The decision, described by aides on condition of anonymity, was an election-year embarrassment for both the Republicans who control Congress and President Bush. It came just hours after Mr. Bush met privately with GOP lawmakers at the Capitol and urged them to push the 2005 budget through the Senate.
The House approved the measure, a compromise between the two Republican-run chambers, on Wednesday by a 216-213 vote.
Some Republicans expressed hope that the chamber would approve the compromise spending plan after Congress' weeklong Memorial Day recess, which begins Friday.
But that could be a tall order: Four moderate GOP senators and moderate Democrat Ben Nelson of Nebraska have all resisted weeks of entreaties to support the budget, leaving GOP leaders two votes shy of passage.
The moderates, joined by Democrats, are unhappy because the plan lacks tax-cut curbs they say are merited by massive federal deficits. Those restrictions are opposed by Bush and GOP congressional leaders as roadblocks to their agenda of repeated tax cuts.
A stalemate over the issue has persisted for two months. Its continuation has overtaken earlier statements by GOP leaders that they would complete the plan on time — April 15 — to show how well they could govern. The 2005 budget year begins Oct. 1.
Still shy of the votes they needed, Senate Republican leaders didn't even begin debate on the budget by early Thursday evening.
"I'm still fishing, I still have my lure in the water" looking for votes, said Budget Committee Chairman Don Nickles, R-Okla.
The budget would increase defense and anti-terror spending and hold most domestic programs level. It would also deliver a fraction of the tax cuts Mr. Bush wants — along with a near-record $367 billion deficit.
The budget sets guidelines for future tax and spending legislation and does not need the president's signature. Lawmakers can work on later measures without a budget, but they would lack its procedural advantages that would make those bills easier to pass.

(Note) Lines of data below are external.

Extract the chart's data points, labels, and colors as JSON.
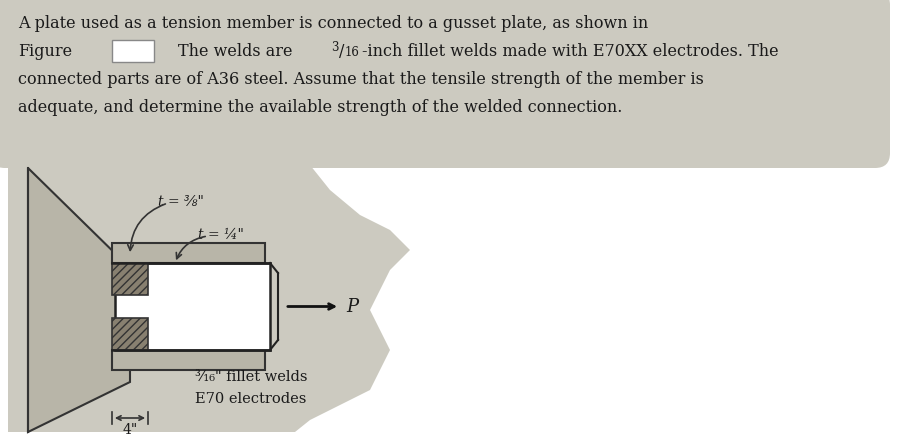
{
  "bg_color": "#ffffff",
  "blob_color": "#cccac0",
  "text_color": "#1a1a1a",
  "line1": "A plate used as a tension member is connected to a gusset plate, as shown in",
  "line2a": "Figure",
  "line2b": "The welds are ",
  "line2c": "/16-inch fillet welds made with E70XX electrodes. The",
  "line3": "connected parts are of A36 steel. Assume that the tensile strength of the member is",
  "line4": "adequate, and determine the available strength of the welded connection.",
  "label_t38": "t = ⅜\"",
  "label_t14": "t = ¼\"",
  "label_fillet": "³⁄₁₆\" fillet welds",
  "label_electrode": "E70 electrodes",
  "label_P": "P",
  "label_4in": "4\"",
  "gusset_color": "#b8b5a8",
  "plate_color": "#f0ede6",
  "hatch_color": "#888070",
  "weld_color": "#c0bdb0"
}
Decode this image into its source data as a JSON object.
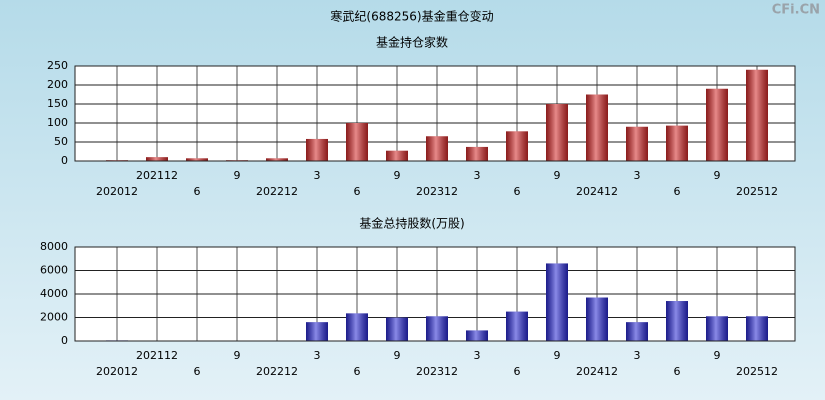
{
  "title": "寒武纪(688256)基金重仓变动",
  "watermark": "CFi.CN",
  "chart_data": [
    {
      "type": "bar",
      "title": "基金持仓家数",
      "categories": [
        "202012",
        "202112",
        "6",
        "9",
        "202212",
        "3",
        "6",
        "9",
        "202312",
        "3",
        "6",
        "9",
        "202412",
        "3",
        "6",
        "9",
        "202512"
      ],
      "values": [
        2,
        10,
        7,
        2,
        7,
        58,
        100,
        27,
        65,
        37,
        78,
        150,
        175,
        90,
        93,
        190,
        240
      ],
      "color": "#d42a2a",
      "ylim": [
        0,
        250
      ],
      "yticks": [
        0,
        50,
        100,
        150,
        200,
        250
      ],
      "grid": true
    },
    {
      "type": "bar",
      "title": "基金总持股数(万股)",
      "categories": [
        "202012",
        "202112",
        "6",
        "9",
        "202212",
        "3",
        "6",
        "9",
        "202312",
        "3",
        "6",
        "9",
        "202412",
        "3",
        "6",
        "9",
        "202512"
      ],
      "values": [
        50,
        30,
        30,
        30,
        30,
        1600,
        2350,
        2000,
        2100,
        900,
        2500,
        6600,
        3700,
        1600,
        3400,
        2100,
        2100
      ],
      "color": "#2a2ad4",
      "ylim": [
        0,
        8000
      ],
      "yticks": [
        0,
        2000,
        4000,
        6000,
        8000
      ],
      "grid": true
    }
  ]
}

Earlier, President Bush tried coaxing the Senate Thursday to pass a compromise $2.4 trillion budget for next year.
During a private meeting with GOP lawmakers at the Capitol and in a written statement the White House issued afterward, the president praised the fiscal blueprint and urged the Senate to approve it. The House used a mostly party-line 216-213 vote on Wednesday to pass the measure.
The budget is a modest one-year plan shorn of any long-range policies on deficit-reduction or job creation to minimize controversy and win votes. But it has weaker restrictions on future tax cuts than moderate GOP senators want, and none of them have shown signs of changing their minds after weeks of lobbying.
In his statement, Mr. Bush said the budget "meets our nation's highest priorities of winning the war on terror, protecting the homeland, and helping our economy continue to create new jobs."
He added, "I urge the Senate to follow the House's lead and pass this budget so that we can continue making progress on our shared agenda of building a safer, stronger and better America."